A NOITE E OS DIAS DE MIGUEL BURNIER (2026) – MENTE VAZIA É OFICINA DA GERDAU
Pude acompanhar A Noite e os Dias de Miguel Burnier (2026) no dia 09 de junho de 2026, como parte da Competitiva Brasileira do 15º Olhar de Cinema. O documentário acompanha os bucólicos dias na pequena cidade de Miguel Burnier, em Minas Gerais. A cidade se tornou um apêndice da mineradora Gerdau e, nas últimas duas décadas, viu quase toda sua população abandonar a região, restando em torno de oitenta cidadãos.
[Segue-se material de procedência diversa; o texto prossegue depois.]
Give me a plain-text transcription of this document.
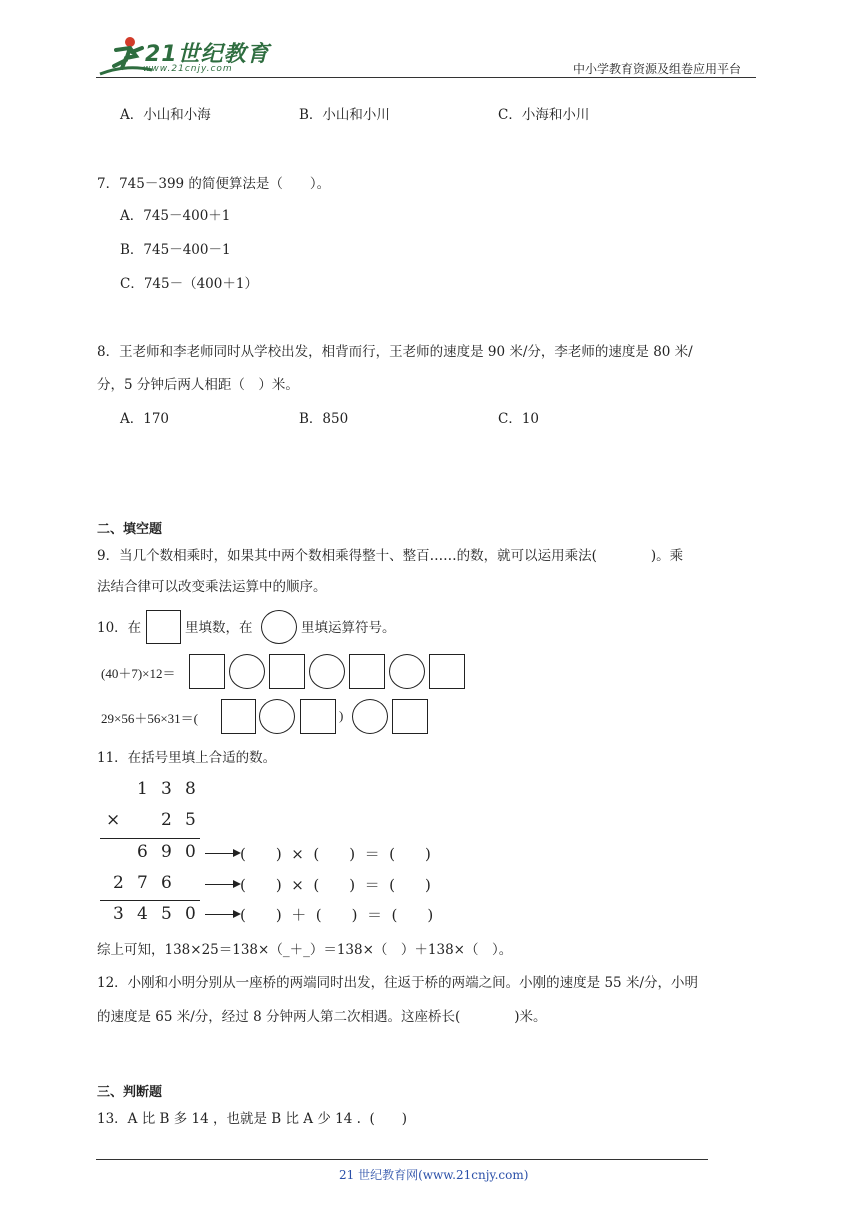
21世纪教育
www.21cnjy.com	中小学教育资源及组卷应用平台
A．小山和小海	B．小山和小川	C．小海和小川
7．745－399 的简便算法是（　　）。
A．745－400＋1
B．745－400－1
C．745－（400＋1）
8．王老师和李老师同时从学校出发，相背而行，王老师的速度是 90 米/分，李老师的速度是 80 米/
分，5 分钟后两人相距（　）米。
A．170	B．850	C．10
二、填空题
9．当几个数相乘时，如果其中两个数相乘得整十、整百……的数，就可以运用乘法(　　　　)。乘
法结合律可以改变乘法运算中的顺序。
10．在	里填数，在	里填运算符号。
(40＋7)×12＝
29×56＋56×31＝(	)
11．在括号里填上合适的数。
1 3 8
× 2 5
6 9 0
2 7 6
3 4 5 0
(　　)  ×  (　　)  ＝  (　　)
(　　)  ×  (　　)  ＝  (　　)
(　　)  ＋  (　　)  ＝  (　　)
综上可知，138×25＝138×（_＋_）＝138×（　）＋138×（　）。
12．小刚和小明分别从一座桥的两端同时出发，往返于桥的两端之间。小刚的速度是 55 米/分，小明
的速度是 65 米/分，经过 8 分钟两人第二次相遇。这座桥长(　　　　)米。
三、判断题
13．A 比 B 多 14 ，也就是 B 比 A 少 14 .  (　　)
21 世纪教育网(www.21cnjy.com)
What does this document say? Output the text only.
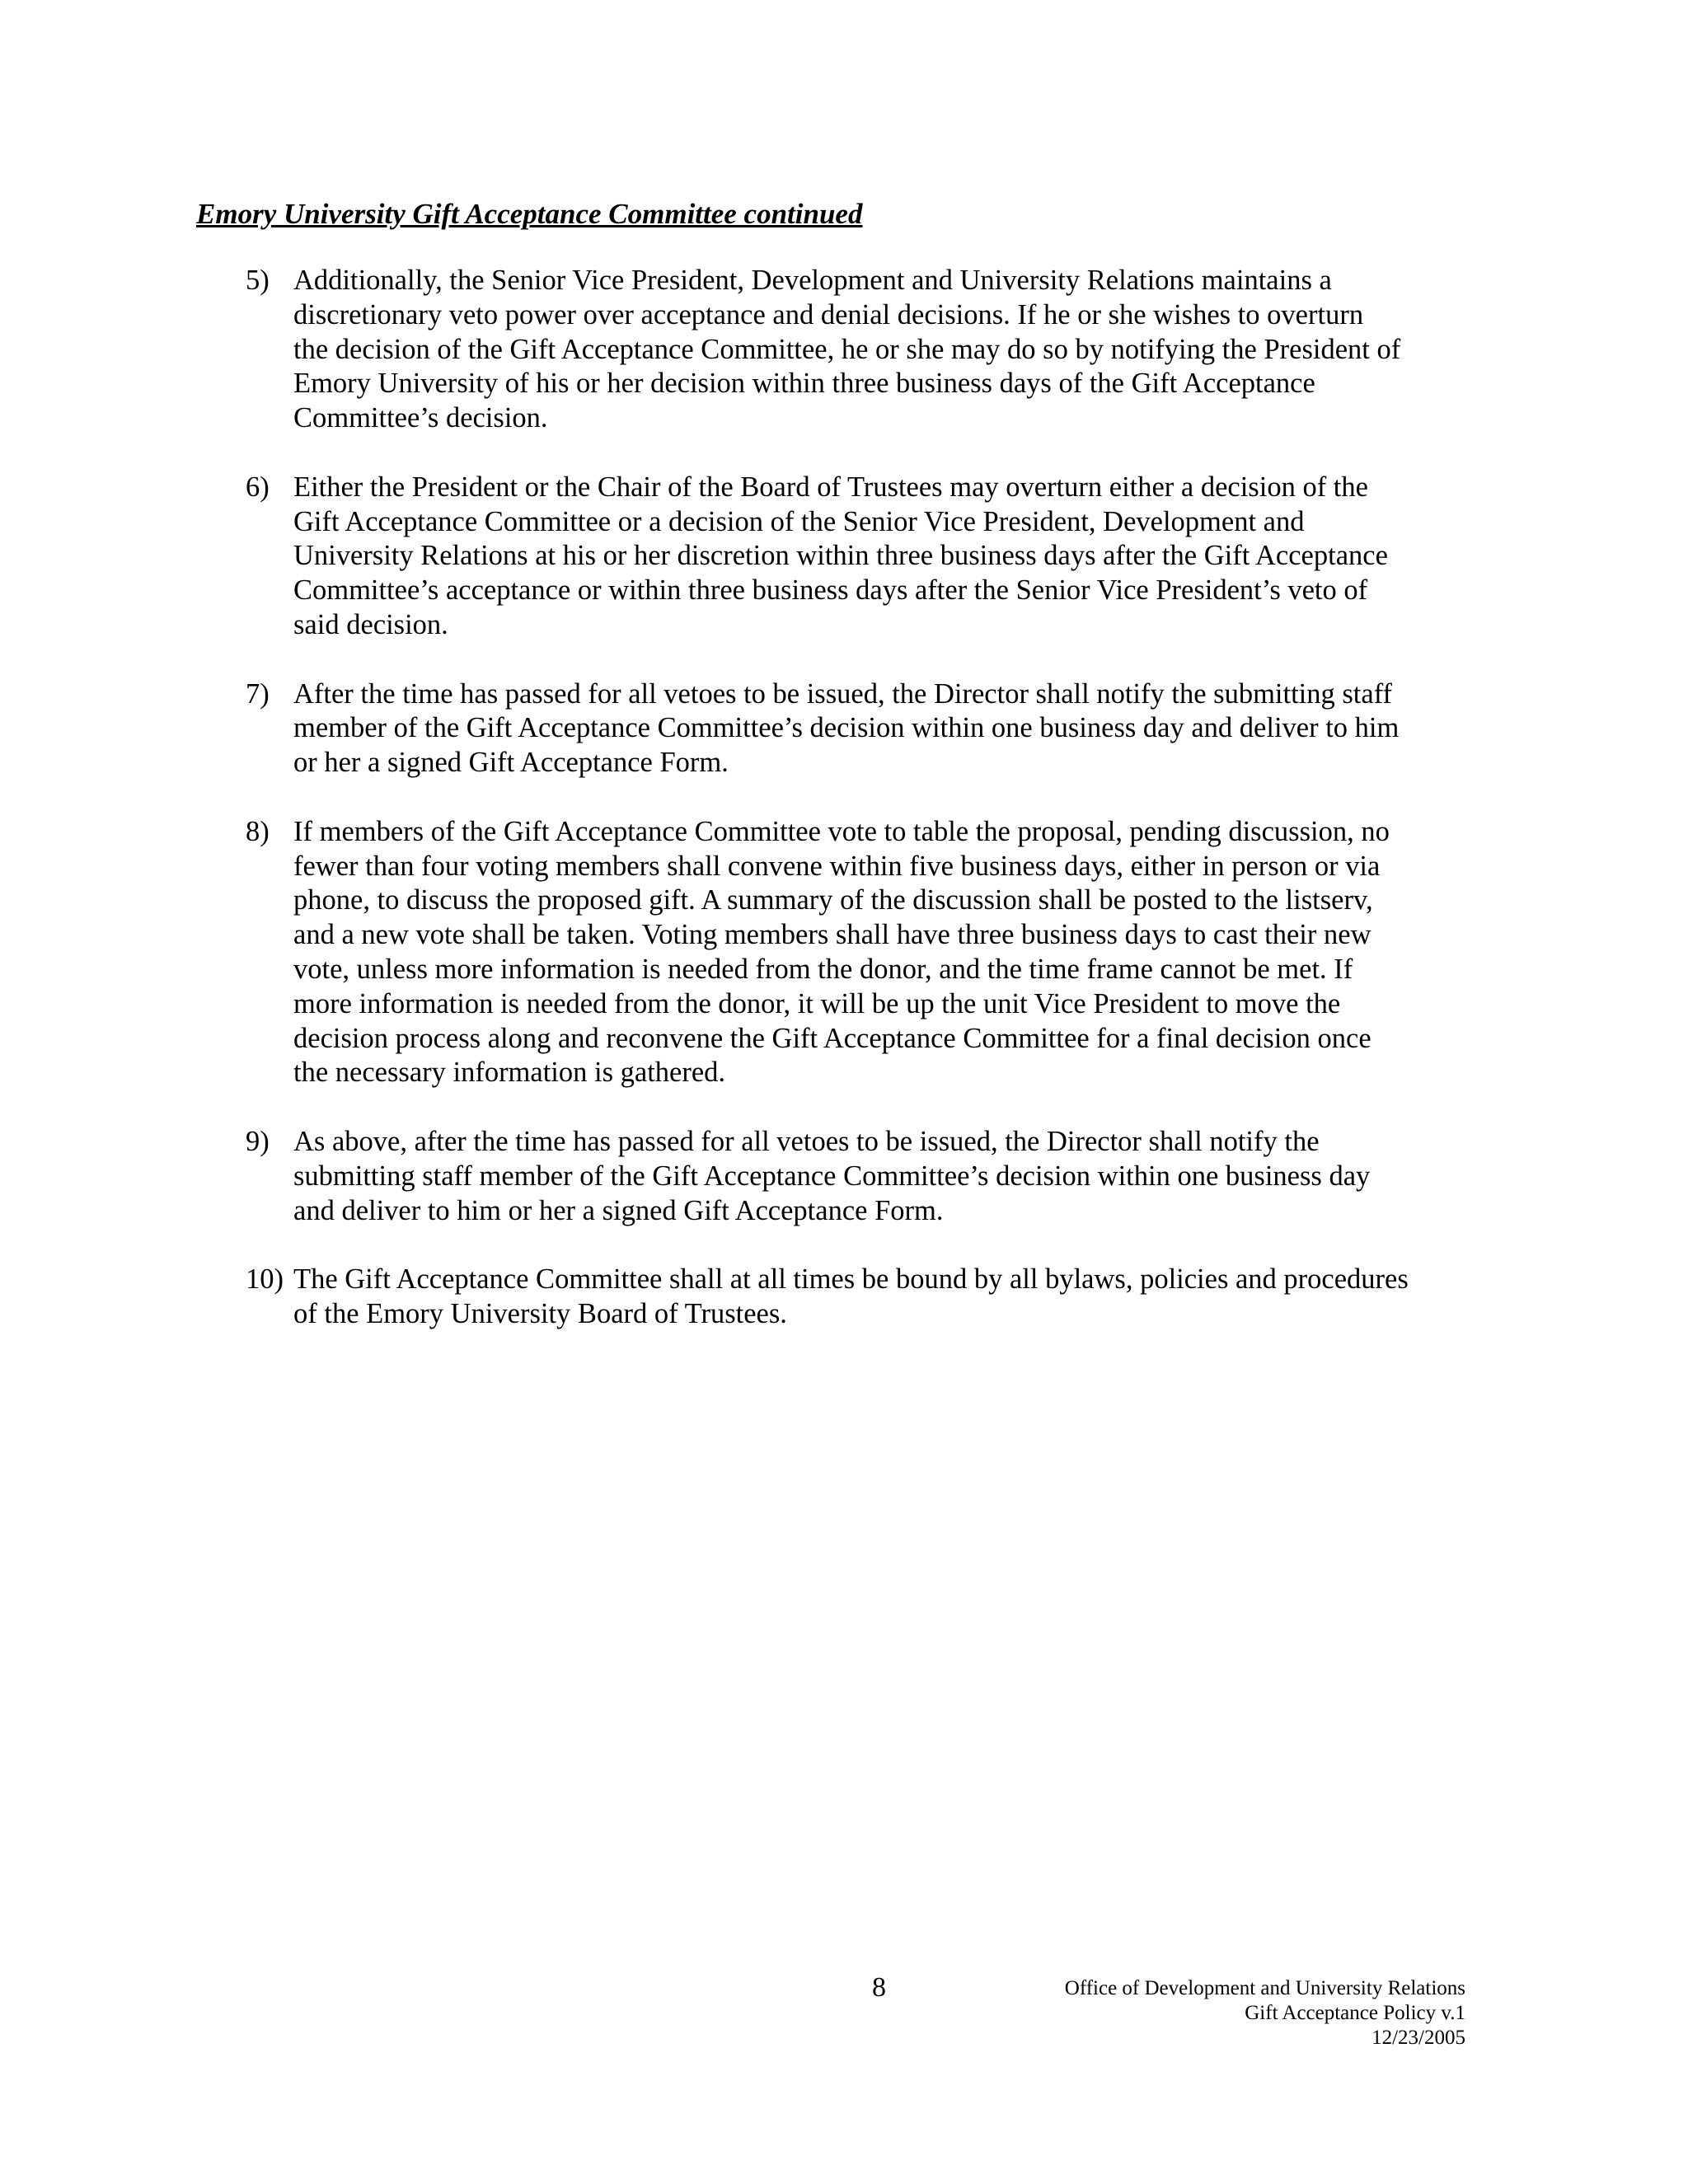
Emory University Gift Acceptance Committee continued
5) Additionally, the Senior Vice President, Development and University Relations maintains a
discretionary veto power over acceptance and denial decisions. If he or she wishes to overturn
the decision of the Gift Acceptance Committee, he or she may do so by notifying the President of
Emory University of his or her decision within three business days of the Gift Acceptance
Committee’s decision.
6) Either the President or the Chair of the Board of Trustees may overturn either a decision of the
Gift Acceptance Committee or a decision of the Senior Vice President, Development and
University Relations at his or her discretion within three business days after the Gift Acceptance
Committee’s acceptance or within three business days after the Senior Vice President’s veto of
said decision.
7) After the time has passed for all vetoes to be issued, the Director shall notify the submitting staff
member of the Gift Acceptance Committee’s decision within one business day and deliver to him
or her a signed Gift Acceptance Form.
8) If members of the Gift Acceptance Committee vote to table the proposal, pending discussion, no
fewer than four voting members shall convene within five business days, either in person or via
phone, to discuss the proposed gift. A summary of the discussion shall be posted to the listserv,
and a new vote shall be taken. Voting members shall have three business days to cast their new
vote, unless more information is needed from the donor, and the time frame cannot be met. If
more information is needed from the donor, it will be up the unit Vice President to move the
decision process along and reconvene the Gift Acceptance Committee for a final decision once
the necessary information is gathered.
9) As above, after the time has passed for all vetoes to be issued, the Director shall notify the
submitting staff member of the Gift Acceptance Committee’s decision within one business day
and deliver to him or her a signed Gift Acceptance Form.
10) The Gift Acceptance Committee shall at all times be bound by all bylaws, policies and procedures
of the Emory University Board of Trustees.
8	Office of Development and University Relations
Gift Acceptance Policy v.1
12/23/2005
O objetivo do documentário observativo é acompanhar o que os personagens podem apresentar em tal cenário. E uma cena comum são as interações sociais, começamos com um churrasco em uma festa de aniversário, onde o fogo não pega direito e comentam a vinda de uma tempestade. Ou em outro momento, quando dançam forró a três, a vida segue viva.

Na beira do caminho, há pedaços de topázio aos montes pela estrada. A riqueza natural se configura em pobreza material. A população nem trabalha na Gerdau, esnobe, não gera as oportunidades de trabalho tão anunciadas. Associação de moradores, quando reunida, admite que precisam “tirar conclusões das intenções da empresa nas entrelinhas”, quando outra moradora completa com “sinto minha vida ficar parada aqui”.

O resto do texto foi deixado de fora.